Climate Change is Exacerbating California Drought

BY ON February 12, 2015

California backyard during drought

Winter? What winter?

Seeing the freeways clear out in Los Angeles over the holidays serves as a reminder that most people living here come from elsewhere, usually to exchange snow for sunshine. But this winter has been especially warm and dry, even by Los Angeles standards. Despite early season storms that created massive damage across the state, rainfall for the season is below normal and temperatures are above average. While it was really nice to take my kids to the beach last weekend while friends in Europe and the east coast were dealing with blizzards, it makes me uneasy. Even for hot, dry southern California, this is not normal. This is climate change.

We now know that 2014 was the hottest year on record globally. The rains of November and December raised levels at California’s largest reservoirs, which supply water for both northern and southern California, but basins are still at only half of average. California has entered its fourth year of drought and the weak weather systems we saw in January will not do much to ease it. More than 4/5 of the state is still in extreme drought. While we cannot with certainty blame the drought on climate change, it is at the very least exacerbating its impacts.

Though urban centers are not yet experiencing water shortages, even while mandatory watering restrictions are in place in LA County, water has already dried up for some residents in rural areas. Experts estimate that over 1 million California residents do not have safe water coming out of their taps. Irrigation water in some farming communities has been depleted, plunging entire towns into joblessness and poverty. For the largest state economy in our nation and one of its main food producers, this is a really big deal -for the whole country.

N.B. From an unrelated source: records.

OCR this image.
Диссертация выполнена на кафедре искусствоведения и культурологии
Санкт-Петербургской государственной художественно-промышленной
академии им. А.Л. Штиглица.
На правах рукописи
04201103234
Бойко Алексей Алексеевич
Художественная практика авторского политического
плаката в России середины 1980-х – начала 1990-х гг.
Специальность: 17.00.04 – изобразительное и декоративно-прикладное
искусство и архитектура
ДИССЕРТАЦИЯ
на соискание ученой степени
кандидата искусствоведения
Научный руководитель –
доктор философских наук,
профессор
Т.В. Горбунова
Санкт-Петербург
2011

In addition to water shortages, there are less obvious, but equally serious, side effects related to our health and our children’s health. The CDC says that drought can reduce air quality and compromise the health of people with asthma when dry soils and wildfires increase the amount of airborne particles, pollen and smoke. Since my son has asthma, I want to do everything I can to help California get on top of this drought. That’s why I support California lawmakers’ efforts to ramp up action on climate change.

Governor Brown started the year with a rousing State of the State address, promising to increase California’s already significant climate efforts. To that end, State Senator Pavley of my local district has introduced a bill (SB 32) to reduce greenhouse gas emissions by 80% by mid century. In addition, State Assembly member Garcia introduced AB 197, which would implement Gov. Brown’s inaugural pledge to ratchet up the state’s renewable energy target.

There is also great action taking place locally. Here in Los Angeles, the County is running a very successful program to help take a permanent bite out of water demand. The Los Angeles County Waterworks Districts are offering property owners $1-$2 for every square foot of grass replaced with water-efficient landscaping through the “Cash for Grass” rebate program. Different water districts are also offering rebates from $100 to $255 for very efficient clothes washers and weather-based sprinklers. Because of these water-friendly initiatives, once uncommon drought-tolerant landscaping is springing up all over the region. With the right incentives, most people are more than happy to do the right thing for the environment, the climate and our children’s health.